Avrupa parlamentosu içindeki “Yeşiller Grubu” üyesi olan ama kendileri Mussoli’nin faşist taraflarının giydiği siyah gömlek gibi simsiyah olan aşırı sağcı “Çevreciler ve Ekologlar” partisi ise adada bırakın Türkiye’nin garantörlüğünü ve askerini, Kıbrıslı Türkleri bile istemeyen bir siyasi parti. Türklerle ortak bir “Federal Devlet” kurulmasına karşı olmalarına ilaveten, neredeyse Türklerle konuşan Rumlara bile “Niye bir Türkle konuştun” diye karşı çıkmak mantığındalar.

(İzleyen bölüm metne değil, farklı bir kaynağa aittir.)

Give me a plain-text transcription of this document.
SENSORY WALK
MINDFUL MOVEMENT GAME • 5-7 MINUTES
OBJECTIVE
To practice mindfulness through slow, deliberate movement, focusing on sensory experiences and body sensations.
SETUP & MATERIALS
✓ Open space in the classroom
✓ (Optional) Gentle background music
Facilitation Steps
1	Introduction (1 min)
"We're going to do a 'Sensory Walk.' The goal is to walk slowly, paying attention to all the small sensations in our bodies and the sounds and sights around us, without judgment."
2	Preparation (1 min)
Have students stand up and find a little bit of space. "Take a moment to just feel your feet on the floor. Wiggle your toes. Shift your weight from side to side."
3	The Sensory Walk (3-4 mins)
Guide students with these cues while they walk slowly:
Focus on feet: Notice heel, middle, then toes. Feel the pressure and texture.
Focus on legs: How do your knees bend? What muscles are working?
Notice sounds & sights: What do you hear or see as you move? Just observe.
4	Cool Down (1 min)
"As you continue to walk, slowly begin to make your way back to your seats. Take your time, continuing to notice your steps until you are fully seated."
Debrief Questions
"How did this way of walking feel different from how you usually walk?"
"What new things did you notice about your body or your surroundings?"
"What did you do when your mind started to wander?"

Rum siyasi partileri içinde müzakereleri destekleyen ve Türklerle ortak bir Federal Devlet kurmaya istekli sadece EDİ “Birleşik Demokratlar” partisi. Onların da sesleri, oyları kadar çıkıyor, yüzde 0.45.
Görüldüğü gibi Hristofyas’ın arkasında AKEL’den başka bir siyasi güç yok. Artık Rumların tümünü temsil etmiyor. Önerileri Rum siyasi partiler tarafından da benimsenmemiş. AKEL dışında tüm Rum Siyasi partileri Hristofyas’ın önerilerine karşı çıkıyor. Buna ilaveten Rum Ulusal Konseyi ve Rum Ortodoks Kilisesi de Hristofyas’a karşı ve müzakerelerdeki tutumunu tasvip etmiyor.
KKTC’de ise durum farklı.
Cumhurbaşkanı Eroğlu, sunduğu Mülkiyet önerilerinde tüm siyasi partilerin onayını ve desteğini almış durumda. Garantör ülke olan Türkiye Cumhuriyeti ile de uyum içinde çalışıyor. Bu nedenle de müzakerelerde emin adımlar atıyor ve sağlam girişimler yapıyor.

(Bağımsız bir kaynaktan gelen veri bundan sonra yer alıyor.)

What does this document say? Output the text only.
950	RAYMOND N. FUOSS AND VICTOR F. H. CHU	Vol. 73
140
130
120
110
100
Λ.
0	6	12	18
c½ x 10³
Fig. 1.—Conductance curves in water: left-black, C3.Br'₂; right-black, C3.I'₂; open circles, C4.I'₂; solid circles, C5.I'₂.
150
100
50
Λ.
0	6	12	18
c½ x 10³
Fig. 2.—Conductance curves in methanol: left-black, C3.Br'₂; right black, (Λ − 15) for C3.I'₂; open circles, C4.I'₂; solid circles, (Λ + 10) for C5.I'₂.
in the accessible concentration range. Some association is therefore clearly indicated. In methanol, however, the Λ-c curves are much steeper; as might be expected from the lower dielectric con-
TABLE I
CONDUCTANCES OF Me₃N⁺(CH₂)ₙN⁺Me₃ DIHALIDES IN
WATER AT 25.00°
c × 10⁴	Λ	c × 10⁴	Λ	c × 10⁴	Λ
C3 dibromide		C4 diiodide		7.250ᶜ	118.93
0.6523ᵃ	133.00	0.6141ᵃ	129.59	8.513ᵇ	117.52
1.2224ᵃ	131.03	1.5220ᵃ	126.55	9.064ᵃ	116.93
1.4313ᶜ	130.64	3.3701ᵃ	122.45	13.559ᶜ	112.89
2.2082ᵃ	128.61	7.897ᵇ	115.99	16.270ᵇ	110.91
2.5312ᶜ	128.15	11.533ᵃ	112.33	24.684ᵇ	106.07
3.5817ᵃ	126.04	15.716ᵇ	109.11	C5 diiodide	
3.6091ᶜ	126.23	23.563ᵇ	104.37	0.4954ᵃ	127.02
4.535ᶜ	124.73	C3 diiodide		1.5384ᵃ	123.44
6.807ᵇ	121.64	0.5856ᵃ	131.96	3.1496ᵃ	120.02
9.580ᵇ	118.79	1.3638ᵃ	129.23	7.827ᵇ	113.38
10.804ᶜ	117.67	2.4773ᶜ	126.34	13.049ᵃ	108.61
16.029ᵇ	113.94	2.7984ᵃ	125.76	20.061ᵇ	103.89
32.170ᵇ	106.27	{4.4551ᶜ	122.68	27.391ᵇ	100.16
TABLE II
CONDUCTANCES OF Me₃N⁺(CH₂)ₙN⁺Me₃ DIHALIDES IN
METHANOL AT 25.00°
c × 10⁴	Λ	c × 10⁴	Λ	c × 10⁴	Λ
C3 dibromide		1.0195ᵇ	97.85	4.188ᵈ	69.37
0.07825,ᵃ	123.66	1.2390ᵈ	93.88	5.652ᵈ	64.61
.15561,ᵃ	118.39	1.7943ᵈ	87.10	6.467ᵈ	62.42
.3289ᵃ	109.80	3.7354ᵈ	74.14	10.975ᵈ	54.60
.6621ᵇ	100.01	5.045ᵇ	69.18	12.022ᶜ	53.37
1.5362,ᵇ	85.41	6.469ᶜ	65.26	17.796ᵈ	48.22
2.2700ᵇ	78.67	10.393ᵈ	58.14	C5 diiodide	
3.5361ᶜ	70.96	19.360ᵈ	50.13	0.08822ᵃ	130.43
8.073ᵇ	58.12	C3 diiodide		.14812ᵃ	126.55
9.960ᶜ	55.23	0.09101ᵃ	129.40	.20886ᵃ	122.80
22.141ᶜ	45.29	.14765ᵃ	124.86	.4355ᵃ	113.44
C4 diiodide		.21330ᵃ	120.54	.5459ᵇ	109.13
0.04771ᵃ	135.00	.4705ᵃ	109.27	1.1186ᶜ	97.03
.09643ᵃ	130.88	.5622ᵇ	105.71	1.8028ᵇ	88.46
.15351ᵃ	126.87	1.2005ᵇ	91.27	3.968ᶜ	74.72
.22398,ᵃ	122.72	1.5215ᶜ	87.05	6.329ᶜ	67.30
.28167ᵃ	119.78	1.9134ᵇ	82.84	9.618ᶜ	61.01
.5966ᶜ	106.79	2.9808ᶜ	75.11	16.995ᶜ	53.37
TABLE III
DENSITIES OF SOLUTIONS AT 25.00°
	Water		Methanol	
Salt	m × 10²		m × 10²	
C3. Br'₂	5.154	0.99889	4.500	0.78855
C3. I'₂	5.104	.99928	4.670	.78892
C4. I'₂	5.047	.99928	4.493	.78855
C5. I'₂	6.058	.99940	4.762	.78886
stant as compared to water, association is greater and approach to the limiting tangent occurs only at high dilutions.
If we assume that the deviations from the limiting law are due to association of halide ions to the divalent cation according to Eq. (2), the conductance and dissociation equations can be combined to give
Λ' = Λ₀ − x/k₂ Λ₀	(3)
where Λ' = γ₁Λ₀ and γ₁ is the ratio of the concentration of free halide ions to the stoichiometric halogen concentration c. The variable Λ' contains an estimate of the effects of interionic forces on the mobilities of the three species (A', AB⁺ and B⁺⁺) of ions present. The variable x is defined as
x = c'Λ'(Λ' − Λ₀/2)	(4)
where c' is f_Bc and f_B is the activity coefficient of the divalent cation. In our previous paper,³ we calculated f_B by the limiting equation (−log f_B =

Hristofyas’ın müzakereleri sürdürmeye ne denli yetkili olduğu, temsiliyetininde ne kadar olduğu artık sorgulanmalı. Zaten masada da “Kerhen” oturuyor. Yapabileceği bir şey yok, Eroğlu ile mutabakata varabilecek yetkisi ve siyasi desteği de yok.